The themes Sarah Fyge wrote about

Biography

Sarah Fyge, English poet,writer, and feminist, born in Winslow, Buckinghamshire, 1670. Fyge was one of six daughters, her father Thomas Fyge, an apothecary and physician, and her mother, Mary Beecham Fyge.

Fyge, a feminist from a young age, began writing from the age of fourteen. Where her first work entitled "The Female Advocate" was published without her consent, in 1686, a piece which argued that women were superior to men and an in response to Robert Gould’s “A Love Given O’er” Or, “A Late Satyr Against the Pride, Lust and Inconstancy, etc. of Women”. This lead to her banishment from her parents home to relatives. Undaunted, Fyge revised the piece and had the second, expanded edition reprinted, in 1687.

Shortly thereafter, Fyge married against her will, a London Attorney, Edward Field, (from whom she may have obtained her knowledge of law). Fyge, after a short time was left a widow due to the death of Field sometime prior to 1700, though she was left childless she was left well off. Her poems later speak of the growing love for her late husband and her grief at her loss. Her second volume of work, entitled “Poems on Several Occasions” published in 1703.
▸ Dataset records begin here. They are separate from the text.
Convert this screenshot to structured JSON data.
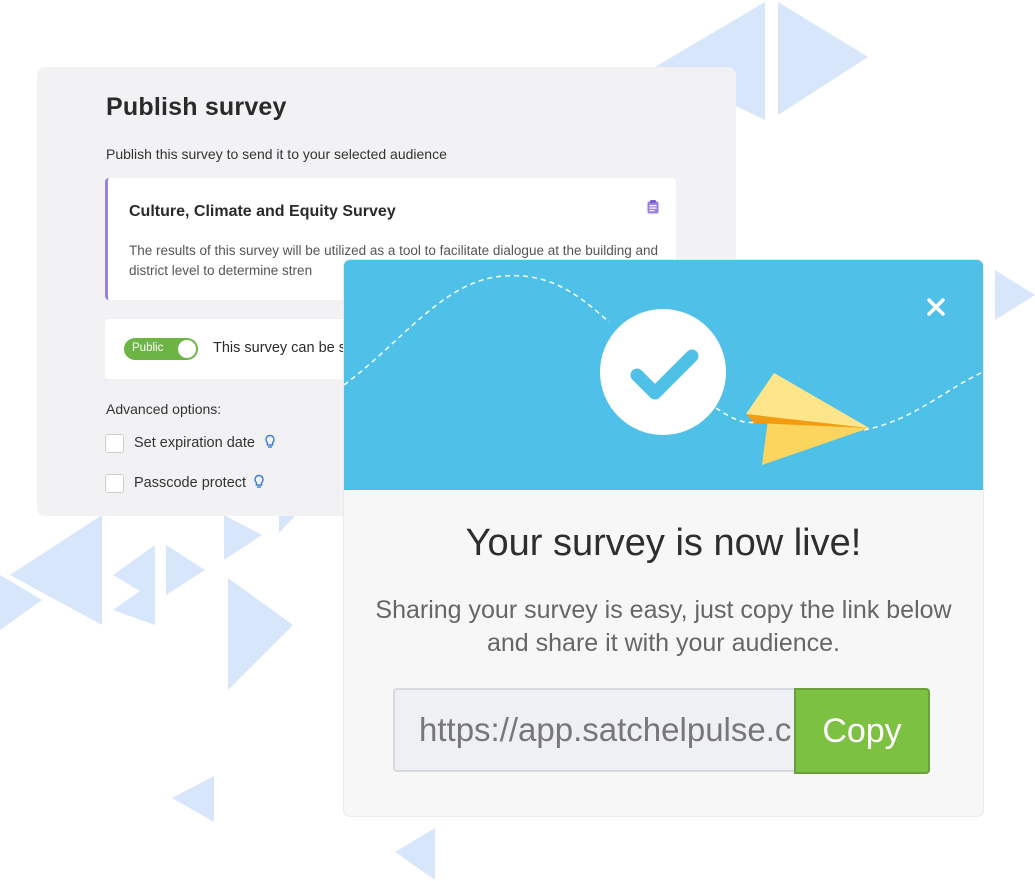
{
  "publish": {
    "title": "Publish survey",
    "description": "Publish this survey to send it to your selected audience",
    "survey": {
      "name": "Culture, Climate and Equity Survey",
      "text": "The results of this survey will be utilized as a tool to facilitate dialogue at the building and district level to determine stren"
    },
    "visibility": {
      "toggle_label": "Public",
      "toggle_on": true,
      "text": "This survey can be sh"
    },
    "advanced_label": "Advanced options:",
    "options": [
      {
        "label": "Set expiration date",
        "checked": false
      },
      {
        "label": "Passcode protect",
        "checked": false
      }
    ]
  },
  "modal": {
    "heading": "Your survey is now live!",
    "subtext": "Sharing your survey is easy, just copy the link below and share it with your audience.",
    "link_value": "https://app.satchelpulse.c",
    "copy_label": "Copy"
  },
  "colors": {
    "banner": "#4fc0e8",
    "copy_button": "#7dc142",
    "toggle": "#6cb443",
    "survey_accent": "#9b7fe6",
    "decor_triangles": "#d7e6fb"
  },
  "icons": {
    "close": "close-icon",
    "check": "check-icon",
    "plane": "paper-plane-icon",
    "clipboard": "clipboard-icon",
    "hint": "lightbulb-icon"
  }
}
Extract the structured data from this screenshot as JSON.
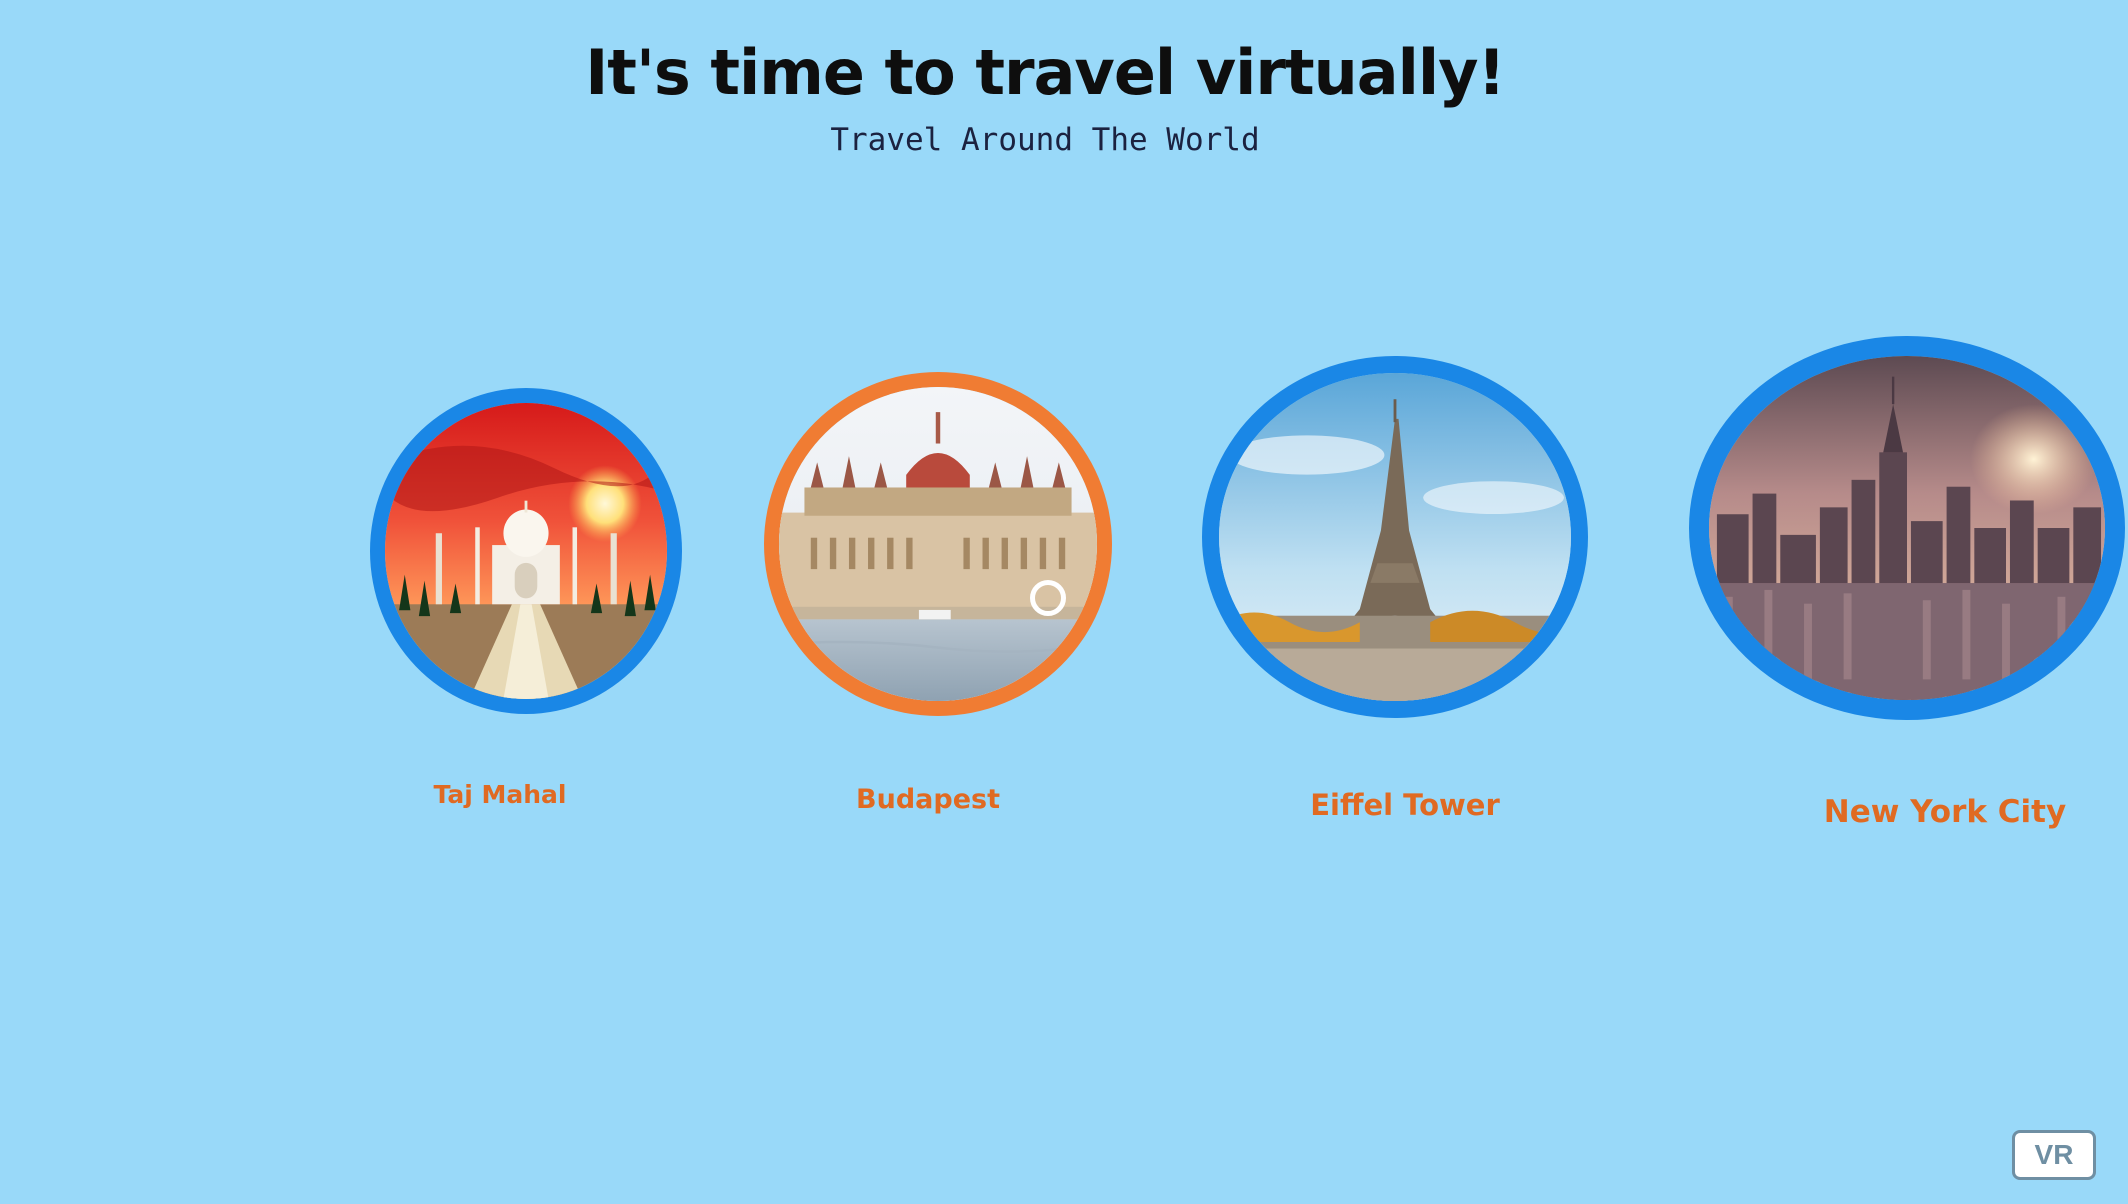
{
  "header": {
    "title": "It's time to travel virtually!",
    "subtitle": "Travel Around The World"
  },
  "destinations": [
    {
      "label": "Taj Mahal",
      "image": "taj-mahal-sunset",
      "ring_color": "#1a87e6",
      "selected": false
    },
    {
      "label": "Budapest",
      "image": "budapest-parliament",
      "ring_color": "#f07c33",
      "selected": true
    },
    {
      "label": "Eiffel Tower",
      "image": "eiffel-tower",
      "ring_color": "#1a87e6",
      "selected": false
    },
    {
      "label": "New York City",
      "image": "new-york-skyline",
      "ring_color": "#1a87e6",
      "selected": false
    }
  ],
  "controls": {
    "vr_label": "VR"
  },
  "colors": {
    "background": "#99d9f9",
    "label_text": "#e06a22",
    "ring_default": "#1a87e6",
    "ring_selected": "#f07c33"
  }
}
In 1700, Fyge married for a second time, to her second cousin the much older Reverend Thomas Egerton, Rector of Ad stock, whom was also a widower, with grown children of his previous marriage. This marriage appears to be of an unhappy one for not more that three years later amid mutual recriminations (Fyge accused of adultery, which she counter sued on grounds of cruelty), they both sued for divorce. The divorce was denied and the couple remained married til the death of Thomas Egerton, in 1720.

Fyge, followed her late second husband to the grave some three years later; she died in her birthplace in Winslow, Buckinghamshire, England, in 1723.